A practical application for this method would be to compare a pre-existing training set, created in previous years, with a composite of several leaves for classification purposes. Creating 100 or more composites, however, seems unrealistic. To work with fewer composites, different classification methods than discriminant analysis would be needed.
The Neural Network Bayesian Classifier from Statgraphics does not separate the original data (the 360 leaves) as well as discriminant analysis. Only 77.44% are correctly assigned (expected under the assumption of random assignment: 33.33%). Interestingly, the Grüner Veltliner variety is almost equally often confused with the other two varieties (11 as St. Georgener-Rebe and 12 as Traminer), while the other two varieties are much more frequently mistaken for the Grüner Veltliner than for its other parental variety (of StG, 23 are classified as GV and only two as Tr; of Tr, 29 are mistakenly classified as GV and four as StG). This may be a consequence of the existing relationships, an assumption that should, as mentioned, be tested with more parental-offspring variety triplets.

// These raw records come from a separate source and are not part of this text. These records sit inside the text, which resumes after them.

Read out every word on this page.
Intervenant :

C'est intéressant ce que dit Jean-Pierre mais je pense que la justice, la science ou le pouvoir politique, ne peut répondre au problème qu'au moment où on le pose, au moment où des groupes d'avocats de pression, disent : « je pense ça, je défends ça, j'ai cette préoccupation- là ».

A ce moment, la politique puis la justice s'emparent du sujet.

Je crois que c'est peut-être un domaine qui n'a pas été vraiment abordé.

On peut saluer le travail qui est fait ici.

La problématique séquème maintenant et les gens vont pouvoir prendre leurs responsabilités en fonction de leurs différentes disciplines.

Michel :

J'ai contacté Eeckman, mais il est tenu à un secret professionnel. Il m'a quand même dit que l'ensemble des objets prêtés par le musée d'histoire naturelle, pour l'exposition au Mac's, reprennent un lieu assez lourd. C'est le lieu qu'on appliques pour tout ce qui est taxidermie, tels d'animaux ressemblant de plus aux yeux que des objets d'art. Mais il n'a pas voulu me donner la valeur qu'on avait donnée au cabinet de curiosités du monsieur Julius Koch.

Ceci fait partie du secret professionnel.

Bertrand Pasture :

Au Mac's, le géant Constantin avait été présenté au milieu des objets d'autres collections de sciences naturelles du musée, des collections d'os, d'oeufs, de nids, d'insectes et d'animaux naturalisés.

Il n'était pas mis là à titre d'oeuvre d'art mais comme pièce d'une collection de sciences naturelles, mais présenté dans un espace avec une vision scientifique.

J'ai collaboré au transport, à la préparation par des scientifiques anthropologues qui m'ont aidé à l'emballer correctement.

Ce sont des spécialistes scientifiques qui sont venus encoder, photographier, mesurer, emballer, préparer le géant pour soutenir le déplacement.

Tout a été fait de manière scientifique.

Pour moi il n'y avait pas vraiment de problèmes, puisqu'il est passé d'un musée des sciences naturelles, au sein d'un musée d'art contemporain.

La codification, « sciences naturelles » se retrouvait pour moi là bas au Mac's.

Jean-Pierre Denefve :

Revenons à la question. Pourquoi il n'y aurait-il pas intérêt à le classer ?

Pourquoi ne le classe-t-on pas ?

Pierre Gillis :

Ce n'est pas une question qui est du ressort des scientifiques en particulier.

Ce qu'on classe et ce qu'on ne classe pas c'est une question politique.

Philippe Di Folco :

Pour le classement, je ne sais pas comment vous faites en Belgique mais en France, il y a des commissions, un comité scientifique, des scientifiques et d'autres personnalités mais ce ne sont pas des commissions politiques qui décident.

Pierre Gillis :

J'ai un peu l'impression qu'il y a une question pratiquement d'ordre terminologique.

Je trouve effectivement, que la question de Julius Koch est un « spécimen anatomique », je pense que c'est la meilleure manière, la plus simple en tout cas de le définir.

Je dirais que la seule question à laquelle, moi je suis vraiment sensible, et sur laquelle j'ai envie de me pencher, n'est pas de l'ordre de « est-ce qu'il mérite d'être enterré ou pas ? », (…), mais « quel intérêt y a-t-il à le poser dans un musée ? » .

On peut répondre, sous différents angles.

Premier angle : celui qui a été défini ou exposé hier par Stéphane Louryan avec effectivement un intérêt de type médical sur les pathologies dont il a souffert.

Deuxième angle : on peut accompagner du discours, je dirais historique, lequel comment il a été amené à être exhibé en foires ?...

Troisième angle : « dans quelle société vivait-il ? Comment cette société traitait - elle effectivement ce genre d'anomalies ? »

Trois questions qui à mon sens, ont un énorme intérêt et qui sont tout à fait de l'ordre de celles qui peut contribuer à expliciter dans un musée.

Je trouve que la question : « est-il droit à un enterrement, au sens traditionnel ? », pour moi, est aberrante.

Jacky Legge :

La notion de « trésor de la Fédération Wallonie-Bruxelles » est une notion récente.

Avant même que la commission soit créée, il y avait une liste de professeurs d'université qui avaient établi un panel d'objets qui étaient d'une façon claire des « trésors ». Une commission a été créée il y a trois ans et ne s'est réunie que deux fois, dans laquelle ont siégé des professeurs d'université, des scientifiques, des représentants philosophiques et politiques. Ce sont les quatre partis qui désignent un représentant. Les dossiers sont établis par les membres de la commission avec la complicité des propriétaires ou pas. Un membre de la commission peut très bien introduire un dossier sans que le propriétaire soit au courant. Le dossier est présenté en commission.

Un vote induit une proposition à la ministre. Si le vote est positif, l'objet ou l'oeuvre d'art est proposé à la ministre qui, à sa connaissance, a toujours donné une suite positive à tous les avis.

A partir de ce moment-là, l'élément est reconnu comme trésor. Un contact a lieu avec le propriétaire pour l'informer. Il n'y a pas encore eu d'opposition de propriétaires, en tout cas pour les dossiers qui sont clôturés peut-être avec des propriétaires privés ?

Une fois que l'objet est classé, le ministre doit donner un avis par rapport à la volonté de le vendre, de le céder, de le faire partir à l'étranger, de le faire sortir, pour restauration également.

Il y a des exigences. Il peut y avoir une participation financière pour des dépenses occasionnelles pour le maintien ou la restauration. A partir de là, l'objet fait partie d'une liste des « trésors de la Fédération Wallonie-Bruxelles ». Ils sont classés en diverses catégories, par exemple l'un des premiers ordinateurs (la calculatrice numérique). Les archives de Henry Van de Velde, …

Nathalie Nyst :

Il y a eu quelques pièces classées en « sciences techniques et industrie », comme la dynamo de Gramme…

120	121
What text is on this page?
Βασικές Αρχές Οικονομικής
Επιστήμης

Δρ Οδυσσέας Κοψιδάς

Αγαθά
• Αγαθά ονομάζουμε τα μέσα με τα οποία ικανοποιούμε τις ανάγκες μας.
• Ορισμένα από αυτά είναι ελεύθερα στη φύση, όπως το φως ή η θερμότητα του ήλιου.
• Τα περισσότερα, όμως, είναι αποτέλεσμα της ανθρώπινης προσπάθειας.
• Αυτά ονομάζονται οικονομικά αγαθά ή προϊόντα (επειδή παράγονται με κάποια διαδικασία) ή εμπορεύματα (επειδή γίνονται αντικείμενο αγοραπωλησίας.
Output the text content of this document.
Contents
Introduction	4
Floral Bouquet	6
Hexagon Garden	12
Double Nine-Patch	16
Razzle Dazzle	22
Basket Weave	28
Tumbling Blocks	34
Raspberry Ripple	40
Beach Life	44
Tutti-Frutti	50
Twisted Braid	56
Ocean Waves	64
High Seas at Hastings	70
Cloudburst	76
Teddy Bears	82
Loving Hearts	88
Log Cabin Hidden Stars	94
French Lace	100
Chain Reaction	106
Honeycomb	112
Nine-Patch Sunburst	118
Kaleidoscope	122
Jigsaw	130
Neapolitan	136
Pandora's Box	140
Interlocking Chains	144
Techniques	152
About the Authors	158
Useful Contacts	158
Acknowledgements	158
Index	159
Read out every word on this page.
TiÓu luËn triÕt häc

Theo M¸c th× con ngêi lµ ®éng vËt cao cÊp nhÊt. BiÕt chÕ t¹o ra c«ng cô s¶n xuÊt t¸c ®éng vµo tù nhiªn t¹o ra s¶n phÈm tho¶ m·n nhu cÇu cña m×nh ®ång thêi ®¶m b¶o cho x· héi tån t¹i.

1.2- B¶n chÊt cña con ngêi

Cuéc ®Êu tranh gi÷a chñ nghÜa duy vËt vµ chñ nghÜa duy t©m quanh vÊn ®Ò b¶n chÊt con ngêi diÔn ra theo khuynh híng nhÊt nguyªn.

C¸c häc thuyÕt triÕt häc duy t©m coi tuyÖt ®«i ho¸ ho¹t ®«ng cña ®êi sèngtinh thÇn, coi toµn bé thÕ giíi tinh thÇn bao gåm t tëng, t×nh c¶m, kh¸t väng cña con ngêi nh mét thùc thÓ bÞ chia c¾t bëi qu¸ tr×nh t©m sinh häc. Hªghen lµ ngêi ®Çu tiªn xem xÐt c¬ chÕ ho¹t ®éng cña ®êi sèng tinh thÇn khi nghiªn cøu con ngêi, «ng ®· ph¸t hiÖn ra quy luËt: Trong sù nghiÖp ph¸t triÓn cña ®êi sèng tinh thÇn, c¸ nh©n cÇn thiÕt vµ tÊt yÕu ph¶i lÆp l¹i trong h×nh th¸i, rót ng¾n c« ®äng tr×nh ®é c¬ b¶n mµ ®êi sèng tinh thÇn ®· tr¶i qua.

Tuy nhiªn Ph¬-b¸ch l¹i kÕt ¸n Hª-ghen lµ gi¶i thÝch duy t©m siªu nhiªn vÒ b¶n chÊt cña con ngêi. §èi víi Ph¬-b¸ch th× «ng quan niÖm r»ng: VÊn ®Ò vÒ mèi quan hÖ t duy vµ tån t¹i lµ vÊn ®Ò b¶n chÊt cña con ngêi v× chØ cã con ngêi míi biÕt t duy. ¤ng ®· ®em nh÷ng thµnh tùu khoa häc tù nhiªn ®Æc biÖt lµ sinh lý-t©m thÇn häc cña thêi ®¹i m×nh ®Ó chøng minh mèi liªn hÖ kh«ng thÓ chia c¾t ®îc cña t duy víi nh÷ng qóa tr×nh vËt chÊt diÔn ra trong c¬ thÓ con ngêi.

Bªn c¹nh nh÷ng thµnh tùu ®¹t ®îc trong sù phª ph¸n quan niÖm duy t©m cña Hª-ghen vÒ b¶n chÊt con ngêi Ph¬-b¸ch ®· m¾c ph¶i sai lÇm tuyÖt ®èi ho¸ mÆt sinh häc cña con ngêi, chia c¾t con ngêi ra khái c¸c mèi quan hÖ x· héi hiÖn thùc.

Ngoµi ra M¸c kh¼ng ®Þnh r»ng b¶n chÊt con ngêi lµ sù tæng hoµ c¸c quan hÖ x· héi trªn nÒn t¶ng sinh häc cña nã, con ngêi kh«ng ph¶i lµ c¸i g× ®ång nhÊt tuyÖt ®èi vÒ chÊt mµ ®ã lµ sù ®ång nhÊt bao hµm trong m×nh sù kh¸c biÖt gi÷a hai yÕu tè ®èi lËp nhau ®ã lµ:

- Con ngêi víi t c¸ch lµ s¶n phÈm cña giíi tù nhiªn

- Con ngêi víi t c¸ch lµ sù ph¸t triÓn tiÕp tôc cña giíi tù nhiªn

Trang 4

If one forms 100 composites per variety, each consisting of ten leaves, the correct classification increases to 99.67% (one Gewürztraminer is mistakenly classified as a Grüner Veltliner). The method can now be applied to fewer objects (leaves or composites) than there are features. If ten leaves (i.e., no composites) are selected per variety, the correct classification rate is 73.33%, which is comparable to the performance of separating 120 leaves per variety. However, ten composites consisting of five leaves each already achieve 100% variety recognition, and this of course does not change even if more, up to 25 leaves per composite, are used (the number of leaves per composite is increased in steps of five). If one ensures that each leaf is only present in one composite (without replacement, resulting in ten composites per variety, each consisting of twelve leaves), the classification quality is 96.67% (one St. Georgener-Rebe composite is classified as Grüner Veltliner), which is also very good and, of course, much better than the individual leaf classification.
The "Neuronal Recognition" with the Feed-Forward Network from ViDaX, trained using backpropagation with the Jackknife method, yields a correct recognition of 84.10% of the leaves for the original data (360 leaves), which is better than the performance of the Neural Network Bayesian Classifier and worse than that of the discriminant analysis. The wrongly assigned Grüner Veltliner leaves are found about equally often in both parental varieties (for GV: StG=10; Tr=12), while St. Georgener-Rebe and Traminer are significantly more often confused with Grüner Veltliner than with the other parental variety (for StG: GV=15; Tr=3, for Tr: GV=14; StG=3).
Reducing the number of leaves per variety to ten (instead of 120) results in a correct recognition rate of 90%, which is even slightly higher, although the exact percentage obviously depends on the randomly selected leaves.
For 100 composites, each consisting of ten leaves, the correct assignment rises to 100%, just as with discriminant analysis. Reducing the number of composites to ten, five leaves per composite already results in 96.7% correct assignment to a variety (one composite from a set of 30 is incorrectly assigned). Increasing the number of leaves per composite in steps of five, one finds 100% correct recognition starting at ten leaves per composite, even if it is ensured that each leaf only appears in one composite (without replacement).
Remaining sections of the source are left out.